Based on this, the proposed Technical Assistance Project (TA) will be articulated around a general strategic objective aimed at improving the framework for mobilizing tax revenues from concession agreements in Lao PDR (within the mining, the hydroelectricity and transport infrastructure sectors).

One of the strategic components of the TA is focused on rationalizing tax incentives granted for these concession agreements.

Tax incentives, while often designed to attract investment, can inadvertently create opportunities for Base Erosion and Profit Shifting (BEPS). According to the OECD’s BEPS project launched in 2013, BEPS refers to tax avoidance strategies that exploit gaps and mismatches in tax rules to artificially shift profits to jurisdictions with low or no taxation. The provision of tax incentives as exceptions to the general tax regime can heighten the exposure of government revenues to these practices, undermining the integrity of the tax system.

In an increasingly globalized economy, the principle that profits should be taxed where economic activities occur and value is created underscores the importance of international cooperation. States must work collectively to curb harmful tax practices, ensuring a stable and transparent international tax environment that mitigates tax avoidance risks while fostering investment.
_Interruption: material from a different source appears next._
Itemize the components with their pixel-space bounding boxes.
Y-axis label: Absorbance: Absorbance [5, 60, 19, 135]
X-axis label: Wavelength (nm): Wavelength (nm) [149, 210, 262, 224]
In the context of Lao PDR, tax incentives offered under the investment promotion framework, particularly within concession agreements, necessitate close monitoring to ensure alignment with the OECD BEPS Actions, notably Actions 4, 5, and 6. The existing framework for tax exemptions and incentives reveals a combination of structured regulations and discretionary practices, resulting in a system that is both complex and, at times, opaque. These concessions are primarily governed by the PPP Decree (2020), the Investment Promotion Law (2016), and sector-specific legislation such as the Electricity Law (2017) and the Minerals Law (2017). Over the years, these legal tools have been instrumental in attracting foreign direct investment (FDI) in strategic sectors such as hydropower, mining, and infrastructure. However, ensuring that these incentives do not facilitate BEPS practices is critical to safeguarding the country’s fiscal stability and fostering sustainable economic growth.
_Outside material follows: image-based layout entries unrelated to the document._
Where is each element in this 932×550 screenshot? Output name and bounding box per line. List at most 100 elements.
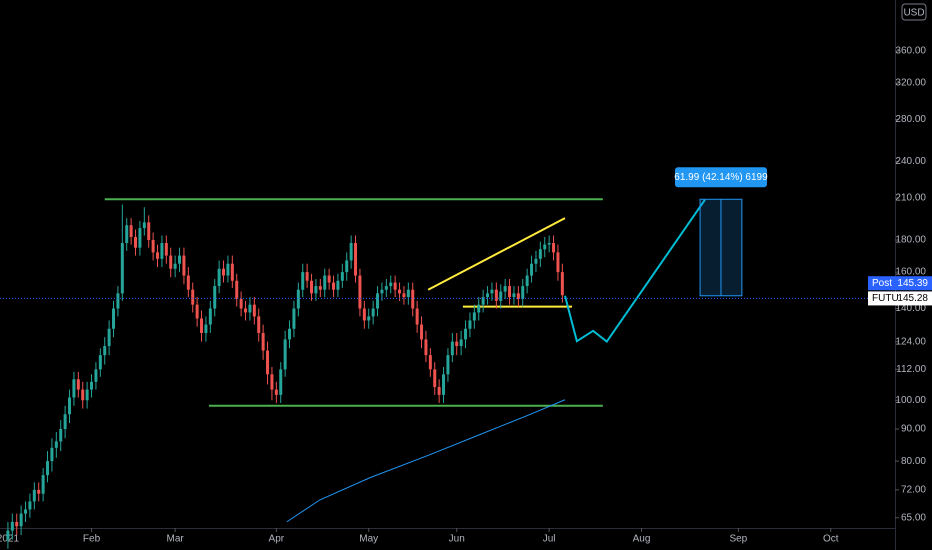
candle-body [437,386,441,395]
candle-body [292,308,296,329]
candle-body [516,293,520,299]
candle-body [24,509,28,514]
candle-body [468,320,472,329]
candle-body [191,289,195,305]
candle-body [521,286,525,299]
candle-body [305,272,309,281]
candle-body [195,304,199,319]
candle-body [208,308,212,325]
candle-body [182,255,186,276]
candle-body [477,304,481,313]
candle-body [235,280,239,299]
candle-body [274,389,278,395]
candle-body [76,379,80,390]
candle-body [63,414,67,430]
candle-body [200,318,204,333]
candle-body [543,244,547,250]
candle-body [19,513,23,527]
candle-body [499,291,503,301]
y-tick-label: 180.00 [895,235,926,246]
candle-body [323,275,327,290]
x-tick-label: Oct [823,534,839,545]
candle-body [103,346,107,356]
candle-body [6,530,10,540]
candle-body [288,328,292,340]
candle-body [512,293,516,298]
candle-body [85,389,89,401]
candle-body [81,389,85,401]
candle-body [283,339,287,370]
candle-body [402,293,406,298]
candle-body [380,289,384,294]
candle-body [349,243,353,261]
candle-body [138,228,142,248]
candle-body [147,222,151,240]
y-tick-label: 240.00 [895,156,926,167]
candle-body [442,374,446,395]
candle-body [98,355,102,370]
currency[interactable]: USD [903,8,924,19]
y-tick-label: 80.00 [901,456,926,467]
candle-body [226,263,230,276]
candle-body [424,339,428,356]
candle-body [530,263,534,276]
candle-body [204,324,208,333]
candle-body [415,308,419,325]
candle-body [318,286,322,290]
candle-body [164,243,168,256]
price-tag-label: FUTU [872,293,899,304]
x-tick-label: Aug [633,534,651,545]
candle-body [345,260,349,273]
candle-body [270,374,274,390]
candle-body [560,272,564,296]
candle-body [455,341,459,347]
candle-body [120,243,124,294]
candle-body [301,272,305,290]
candle-body [314,286,318,294]
candle-body [178,255,182,264]
candle-body [90,381,94,390]
candle-body [406,289,410,298]
candle-body [398,289,402,294]
y-tick-label: 160.00 [895,267,926,278]
candle-body [248,304,252,313]
candle-body [450,341,454,356]
candle-body [94,369,98,382]
candle-body [112,308,116,329]
candle-body [213,286,217,309]
y-tick-label: 360.00 [895,46,926,57]
measure-label-box [674,167,767,188]
candle-body [134,236,138,248]
candle-body [15,521,19,527]
candle-body [503,286,507,292]
price-tag-box [868,291,932,306]
candle-body [494,289,498,301]
y-tick-label: 320.00 [895,78,926,89]
candle-body [367,316,371,321]
candle-body [556,252,560,273]
candle-body [354,243,358,276]
candle-body [244,308,248,313]
candle-body [490,289,494,294]
candle-body [446,355,450,375]
x-tick-label: May [359,534,378,545]
candle-body [327,275,331,283]
candle-body [420,324,424,340]
x-tick-label: Feb [83,534,101,545]
candle-body [376,293,380,309]
candle-body [296,289,300,309]
currency-box[interactable] [901,3,927,21]
candle-body [72,379,76,398]
candle-body [459,339,463,347]
candle-body [230,263,234,281]
candle-body [358,275,362,309]
candle-body [336,280,340,290]
y-tick-label: 100.00 [895,395,926,406]
candle-body [116,293,120,309]
candle-body [252,304,256,317]
y-tick-label: 124.00 [895,336,926,347]
candle-body [222,268,226,276]
candle-body [125,225,129,244]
This project has been launched in September 2024. The estimated duration of the project is 18 months.

Required profile

  • Advanced degree in Law, Economics, Finance, or Taxation ; a specialization in International Taxation is preferred.
  • At least 10 years of professional experience in international tax policy, BEPS issues, or related fields.
  • In-depth knowledge of OECD BEPS Action Plans and the Global Minimum Tax framework. Having worked with OECD on the BEPS actions will be an asset.
  • Proven expertise in analyzing concession agreements and investment promotion laws from a Tax Policy perspective.
  • Excellent analytical, writing, and communication skills in English
  • Good understanding of the economic and social challenges in South-east Asia would be an asset
  • Demonstrated ability to engage with stakeholders and present complex issues clearly.
  • Fluent in English (fluent in French would be an asset for communication with the Technical Team)

Additional information

The assignment is expected to last 25 working days over a period of 6 month (January to June 2025)
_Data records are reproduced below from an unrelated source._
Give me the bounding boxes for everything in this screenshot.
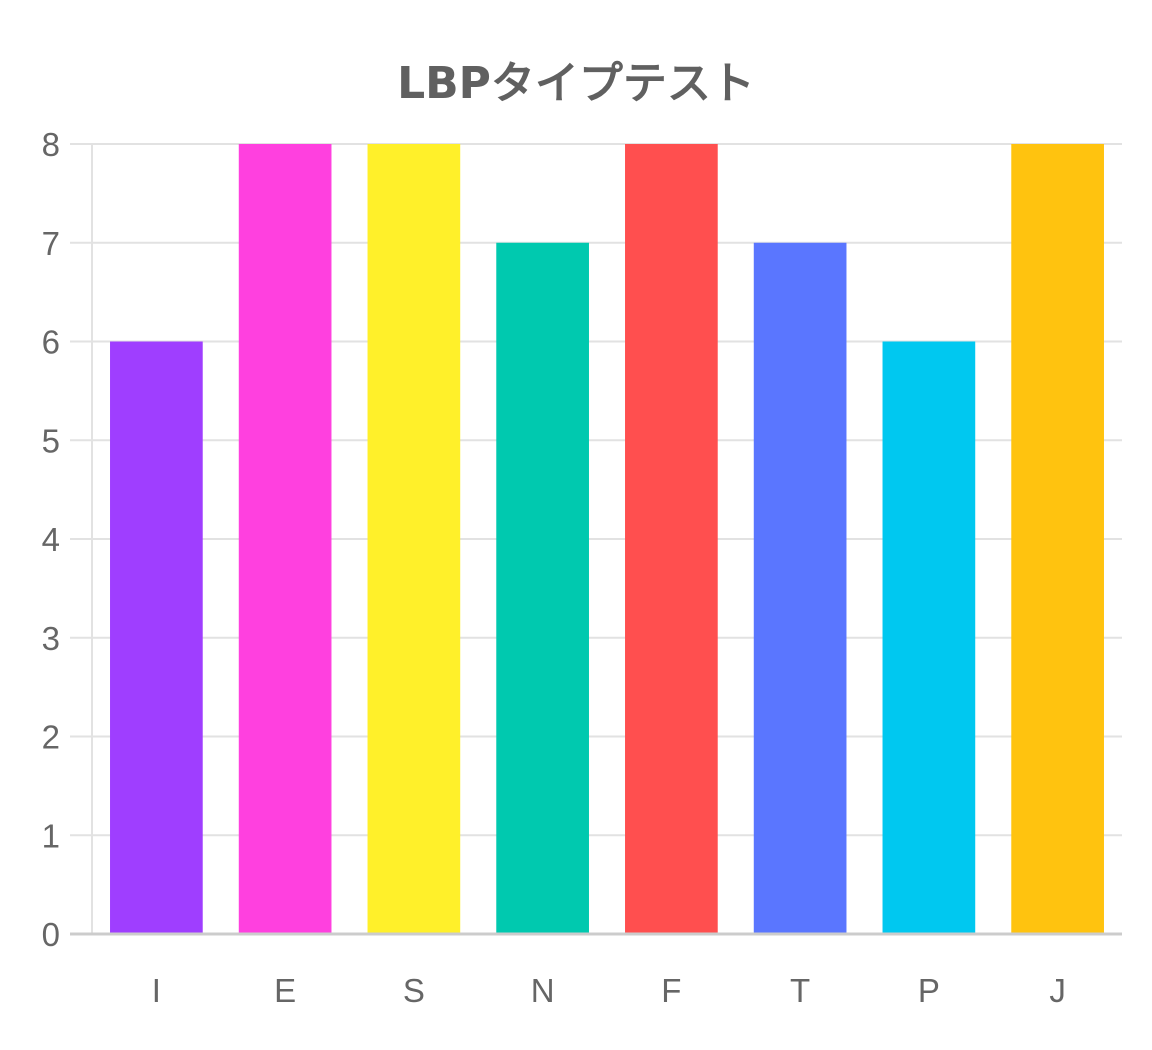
- y-tick-label: 6: [42, 324, 60, 361]
- bar-P: [882, 341, 976, 934]
- x-tick-label: N: [531, 972, 555, 1009]
- x-tick-label: I: [152, 972, 161, 1009]
- x-tick-label: E: [274, 972, 296, 1009]
- y-tick-label: 5: [42, 422, 60, 459]
- y-tick-label: 7: [42, 225, 60, 262]
- y-tick-labels: 0 1 2 3 4 5 6 7 8: [42, 126, 60, 953]
- x-tick-label: F: [661, 972, 681, 1009]
- bar-E: [238, 144, 332, 934]
- x-tick-label: S: [403, 972, 425, 1009]
- bar-I: [110, 341, 203, 934]
- x-tick-label: J: [1049, 972, 1066, 1009]
- x-tick-label: T: [790, 972, 810, 1009]
- bar-F: [625, 144, 718, 934]
- y-tick-label: 4: [42, 521, 60, 558]
- y-tick-label: 1: [42, 817, 60, 854]
- y-tick-label: 2: [42, 719, 60, 756]
- axes: [70, 144, 1122, 936]
- bars: [110, 144, 1104, 934]
- bar-N: [496, 242, 589, 934]
- bar-T: [753, 242, 847, 934]
- y-tick-label: 8: [42, 126, 60, 163]
- x-tick-label: P: [918, 972, 940, 1009]
- bar-J: [1011, 144, 1104, 934]
- bar-S: [367, 144, 461, 934]
- chart-title: LBPタイプテスト: [397, 58, 755, 109]
- y-tick-label: 0: [42, 916, 60, 953]
- y-tick-label: 3: [42, 620, 60, 657]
Selection criteria for applications

The selection process for candidates will be based on the following criteria :

  • Candidate’s training/skills/experience

Deadline for application : 2025/02/16 23:55

Expertise France is the public agency for designing and implementing international technical cooperation projects. The agency operates around four key priorities :

  • democratic, economic, and financial governance ;
  • peace, stability, and security ;
  • climate, agriculture, and sustainable development ;
  • health and human development ;

In these areas, Expertise France conducts capacity-building initiatives and manages project implementation, leveraging technical expertise and acting as a project coordinator. This involves combining public sector expertise with private sector skills to drive impactful results.